Il se leva et fit plusieurs tours dans sa chambre. – Ce serait tout de même dommage, se dit-il, car, en agissant de la sorte, j'avais réalisé la parabole laïque, l'allégorie de l'instruction universelle qui, ne tendant à rien moins qu'à transmuer tous les gens en des Langlois, s'ingénie, au lieu de crever définitivement et par compassion les yeux des misérables, à les leur ouvrir tout grands et de force, pour qu'ils aperçoivent autour d'eux des sorts immérités et plus cléments, des joies plus laminées et plus aiguës et, par conséquent, plus désirables et plus chères.

Et le fait est, continua des Esseintes, poursuivant son raisonnement, le fait est que, comme la douleur est un effet de l'éducation, comme elle s'élargit et s'acière à mesure que les idées naissent: plus on s'efforcera d'équarrir l'intelligence et d'affiner le système nerveux des pauvres diables, et plus on développera en eux les germes si furieusement vivaces de la souffrance morale et de la haine.

Les lampes charbonnaient. Il les remonta et consulta sa montre. – Trois heures du matin. – Il alluma une cigarette et se replongea dans la lecture interrompue par ses rêveries, du vieux poème latin De laude castitatis, écrit sous le règne de Gondebald, par Avitus, évêque métropolitain de Vienne.

C HAPITRE VII

Depuis cette nuit où, sans cause apparente, il avait évoqué le mélancolique souvenir d'Auguste Langlois, il revécut toute son existence.

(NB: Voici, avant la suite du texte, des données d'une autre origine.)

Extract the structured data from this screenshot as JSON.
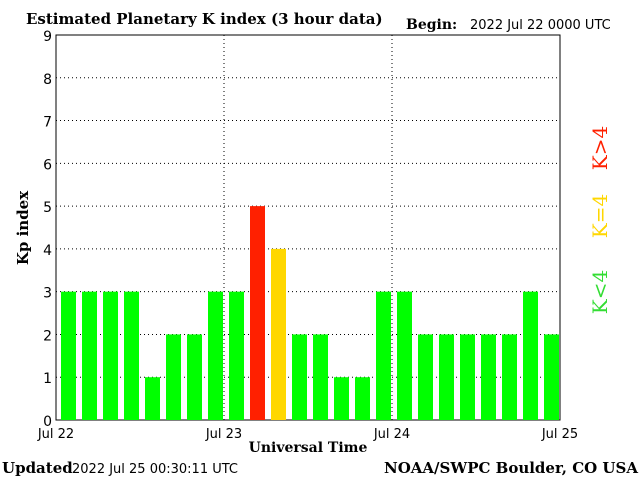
{
  "header": {
    "title": "Estimated Planetary K index (3 hour data)",
    "begin_label": "Begin:",
    "begin_value": "2022 Jul 22 0000 UTC"
  },
  "footer": {
    "updated_label": "Updated",
    "updated_value": "2022 Jul 25 00:30:11 UTC",
    "credit": "NOAA/SWPC Boulder, CO USA"
  },
  "legend": {
    "low": "K<4",
    "mid": "K=4",
    "high": "K>4"
  },
  "colors": {
    "low": "#00ff00",
    "mid": "#ffd700",
    "high": "#ff2000",
    "legend_low": "#33dd33",
    "legend_mid": "#ffd700",
    "legend_high": "#ff2000"
  },
  "chart_data": {
    "type": "bar",
    "title": "Estimated Planetary K index (3 hour data)",
    "xlabel": "Universal Time",
    "ylabel": "Kp index",
    "ylim": [
      0,
      9
    ],
    "yticks": [
      "0",
      "1",
      "2",
      "3",
      "4",
      "5",
      "6",
      "7",
      "8",
      "9"
    ],
    "xticks": [
      "Jul 22",
      "Jul 23",
      "Jul 24",
      "Jul 25"
    ],
    "grid": true,
    "values": [
      3,
      3,
      3,
      3,
      1,
      2,
      2,
      3,
      3,
      5,
      4,
      2,
      2,
      1,
      1,
      3,
      3,
      2,
      2,
      2,
      2,
      2,
      3,
      2
    ]
  }
}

Il était maintenant incapable de comprendre un mot aux volumes qu'il consultait; ses yeux mêmes ne lisaient plus – il lui sembla que son esprit saturé de littérature et d'art se refusait à en absorber davantage.

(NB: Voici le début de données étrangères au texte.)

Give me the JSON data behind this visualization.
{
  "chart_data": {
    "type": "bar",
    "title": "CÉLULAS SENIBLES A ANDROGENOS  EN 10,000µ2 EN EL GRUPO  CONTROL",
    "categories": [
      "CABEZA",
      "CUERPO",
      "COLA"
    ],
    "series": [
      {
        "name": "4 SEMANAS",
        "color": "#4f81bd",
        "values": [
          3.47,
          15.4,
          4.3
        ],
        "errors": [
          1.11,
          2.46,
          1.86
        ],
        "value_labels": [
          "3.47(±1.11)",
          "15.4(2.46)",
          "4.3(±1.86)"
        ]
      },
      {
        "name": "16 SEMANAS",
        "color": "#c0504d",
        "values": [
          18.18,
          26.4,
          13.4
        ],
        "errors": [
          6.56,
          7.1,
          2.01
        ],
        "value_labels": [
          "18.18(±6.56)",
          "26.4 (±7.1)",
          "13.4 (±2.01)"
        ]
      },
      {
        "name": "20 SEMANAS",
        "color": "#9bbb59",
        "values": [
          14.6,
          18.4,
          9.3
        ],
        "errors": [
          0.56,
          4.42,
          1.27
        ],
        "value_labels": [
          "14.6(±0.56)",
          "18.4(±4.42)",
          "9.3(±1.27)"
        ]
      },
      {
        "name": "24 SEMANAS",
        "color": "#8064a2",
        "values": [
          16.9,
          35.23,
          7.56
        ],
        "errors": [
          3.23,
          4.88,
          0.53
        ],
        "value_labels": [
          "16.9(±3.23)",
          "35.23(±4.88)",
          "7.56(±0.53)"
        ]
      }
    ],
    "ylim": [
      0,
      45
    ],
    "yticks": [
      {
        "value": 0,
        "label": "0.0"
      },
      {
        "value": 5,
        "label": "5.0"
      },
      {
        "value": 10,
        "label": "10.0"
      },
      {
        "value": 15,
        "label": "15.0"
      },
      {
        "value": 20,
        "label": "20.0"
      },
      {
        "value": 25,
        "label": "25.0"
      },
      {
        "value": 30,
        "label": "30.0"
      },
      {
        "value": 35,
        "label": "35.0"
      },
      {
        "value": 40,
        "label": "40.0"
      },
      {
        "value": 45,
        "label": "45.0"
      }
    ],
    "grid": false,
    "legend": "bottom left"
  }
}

Il vivait sur lui-même, se nourrissait de sa propre substance, pareil à ces bêtes engourdies, tapies dans un trou, pendant l'hiver; la solitude avait agi sur son cerveau, de même qu'un narcotique. Après l'avoir tout d'abord énervé et tendu, elle amenait une torpeur hantée de songeries vagues; elle annihilait ses desseins, brisait ses volontés, guidait un défilé de rêves qu'il subissait, passivement, sans même essayer de s'y soustraire.

Le tas confus des lectures, des méditations artistiques, qu'il avait accumulées depuis son isolement, ainsi qu'un barrage pour arrêter le courant des anciens souvenirs, avait été brusquement emporté, et le flot s'ébranlait, culbutant le présent, l'avenir, noyant tout sous la nappe du passé, emplissant son esprit d'une immense étendue de tristesse sur laquelle nageaient, semblables à de ridicules épaves, des épisodes sans intérêt de son existence, des riens absurdes.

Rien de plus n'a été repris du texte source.